The plaintiff relied on that case Sita Steel (supra), in submitting that the plaintiff could only disclose what it knew and quoted the following:

“It must, however, be emphasized that it is only actual knowledge of those facts that imposes the duty to disclose.  As was stated by Moulton L.J in Joel v Law union and Crown Insurance Co [1908] 2 K.B. 863 at pg 884:-

“The duty is a duty to disclose, and you cannot disclose what you don’t know.  The obligation to disclose, therefore, necessarily depends on the knowledge you possess.”

29. I must begin by stating there is sufficient evidence before court, eloquently presented by the assessor and the investigator, which proves that the subject vehicle was of 2006 mode and its value was therefore not for the amount insured by the plaintiff but for much lower and perhaps as low as Ksh 4 million.

30. Is there evidence pointing to the plaintiff knowing that the subject vehicle was of 2006 model, when it was insured with the defendant.  In my assessment of the evidence adduced I have formed the opinion that the plaintiff did know of that fact and was the center player of mis representation of the facts that led the defendant to insure the subject vehicle for Ksh 19,650,000.

31. The evidence surrounding the accident scene as narrated by the plaintiff’s director is not credible nor corroborated.  As stated before the lorry driver at the scene saw a driver and three passengers in the subject vehicle.  The plaintiff’s director insisted he was alone.  His evidence might have been considered credible if only the good samaritan’s identity was credible.  That good Samaritan gave his name as Simon Kimani Mwangi but his identity card number, telephone number and his post office box  number were all registered in the name of James Wacira Murage.

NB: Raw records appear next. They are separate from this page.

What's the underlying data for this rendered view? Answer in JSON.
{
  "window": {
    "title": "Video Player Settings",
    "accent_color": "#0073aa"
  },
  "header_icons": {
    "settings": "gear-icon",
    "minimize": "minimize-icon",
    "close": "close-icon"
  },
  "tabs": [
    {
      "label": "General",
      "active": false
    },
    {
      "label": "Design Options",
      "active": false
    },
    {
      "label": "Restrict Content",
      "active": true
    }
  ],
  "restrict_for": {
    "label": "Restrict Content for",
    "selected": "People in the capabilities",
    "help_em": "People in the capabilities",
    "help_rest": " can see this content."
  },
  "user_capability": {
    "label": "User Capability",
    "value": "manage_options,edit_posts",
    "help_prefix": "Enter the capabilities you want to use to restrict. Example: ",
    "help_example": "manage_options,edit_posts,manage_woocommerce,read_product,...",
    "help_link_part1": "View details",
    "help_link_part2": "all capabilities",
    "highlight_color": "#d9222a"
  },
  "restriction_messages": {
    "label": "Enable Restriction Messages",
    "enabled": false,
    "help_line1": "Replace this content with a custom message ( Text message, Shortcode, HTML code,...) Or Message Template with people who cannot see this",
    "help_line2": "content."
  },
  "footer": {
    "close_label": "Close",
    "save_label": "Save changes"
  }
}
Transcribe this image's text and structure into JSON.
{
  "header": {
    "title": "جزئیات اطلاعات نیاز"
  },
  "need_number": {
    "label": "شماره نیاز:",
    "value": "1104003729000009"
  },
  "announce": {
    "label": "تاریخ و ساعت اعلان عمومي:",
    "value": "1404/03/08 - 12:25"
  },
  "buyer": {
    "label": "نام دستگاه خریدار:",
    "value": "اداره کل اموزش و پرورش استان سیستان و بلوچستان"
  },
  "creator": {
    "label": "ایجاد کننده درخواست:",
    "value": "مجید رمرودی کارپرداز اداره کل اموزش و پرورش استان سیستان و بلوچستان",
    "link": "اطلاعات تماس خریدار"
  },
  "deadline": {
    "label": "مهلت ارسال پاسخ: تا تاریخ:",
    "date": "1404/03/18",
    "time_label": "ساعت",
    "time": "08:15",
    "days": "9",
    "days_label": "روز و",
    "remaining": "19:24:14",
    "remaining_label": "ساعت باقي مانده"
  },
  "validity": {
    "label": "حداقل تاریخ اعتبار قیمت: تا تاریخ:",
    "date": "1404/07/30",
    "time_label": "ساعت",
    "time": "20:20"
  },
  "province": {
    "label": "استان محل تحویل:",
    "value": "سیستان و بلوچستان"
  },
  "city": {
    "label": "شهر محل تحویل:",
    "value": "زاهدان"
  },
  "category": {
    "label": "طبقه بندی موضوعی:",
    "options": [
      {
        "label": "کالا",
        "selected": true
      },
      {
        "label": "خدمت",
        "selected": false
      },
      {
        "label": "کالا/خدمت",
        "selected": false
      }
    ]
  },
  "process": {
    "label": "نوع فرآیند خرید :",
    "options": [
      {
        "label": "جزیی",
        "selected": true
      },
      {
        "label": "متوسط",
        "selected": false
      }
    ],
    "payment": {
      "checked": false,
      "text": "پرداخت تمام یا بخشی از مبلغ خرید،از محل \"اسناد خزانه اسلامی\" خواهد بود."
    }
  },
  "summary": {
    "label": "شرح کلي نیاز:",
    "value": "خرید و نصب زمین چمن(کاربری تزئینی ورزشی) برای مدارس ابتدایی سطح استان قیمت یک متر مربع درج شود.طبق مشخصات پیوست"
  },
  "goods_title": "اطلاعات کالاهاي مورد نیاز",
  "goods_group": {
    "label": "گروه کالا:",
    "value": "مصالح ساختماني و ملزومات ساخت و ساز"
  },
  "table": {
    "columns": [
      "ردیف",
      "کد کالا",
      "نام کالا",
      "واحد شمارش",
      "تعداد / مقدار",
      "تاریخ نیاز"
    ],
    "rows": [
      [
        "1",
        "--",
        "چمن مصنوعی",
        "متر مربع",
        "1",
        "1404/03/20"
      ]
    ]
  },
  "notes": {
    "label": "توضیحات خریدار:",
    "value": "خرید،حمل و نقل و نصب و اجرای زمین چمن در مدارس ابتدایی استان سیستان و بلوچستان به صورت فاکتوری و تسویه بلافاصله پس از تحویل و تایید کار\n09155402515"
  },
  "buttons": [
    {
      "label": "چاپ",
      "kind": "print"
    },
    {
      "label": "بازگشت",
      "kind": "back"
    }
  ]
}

32. But I think the most telling is what shrouded in mystery, if not deceit that the plaintiff’s director did not explain how he could undertake the purchase of a car for Ksh 19. 2 million without obtaining a receipt or entering into a sale agreement.  when he was asked about this by the investigator he trivialized it and did not offer credible explanation.  He further stated that he was owed Ksh 10 million by Mohammed Mirza, which was used to offset part of the purchase price.  There was absolutely no proof of this.

33. On obtaining the insurance policy, whereby the defendant relied on the value set by the plaintiff the plaintiff was required to produce an AA valuation.  He did not until after reporting the accident and on being requested to produce that AA valuation surprisingly the report was carried out in Nyeri, yet the plaintiff’s director stated in evidence he resided in Karen area, Nairobi.  Secondly, that report dated 12th June 2014 was made in respect to the insurance company AIG Kenya Insurance Company Ltd, not the defendant and the policy number quoted thereon was not the policy of the defendant.

34. In whichever way one turns in this case, One is faced with documents that speak of deceit being weaved with one intention in mind, that is to over insure the subject motor and stage manage an accident with a view to claiming the insurance money which amount of money far exceeded the valued of the subject vehicle.

35. My finding is that the plaintiff did know the actual model of the subject car and mis-represented that fact to the defendant.  The defendant was entitled as it did to repudiate the policy.  It is for the above reason that the plaintiff’s case fails.  Having failed the defendant shall be awarded costs.

CONCLUSION

36. This case is hereby dismissed with costs to the defendant for the reasons stated herein above.

DATED, SIGNED and DELIVERED at NAIROBI this4thday of MAY,2020.

MARY KASANGO

JUDGE

ORDER

In view of the measures restricting court operations due to the COVID-19 pandemic and in light of the Gazette Notice No 3137 of 17th April 2020 and further parties having been notified of the virtual delivery of this decision, this decision is hereby virtually delivered this 4th day of May, 2020.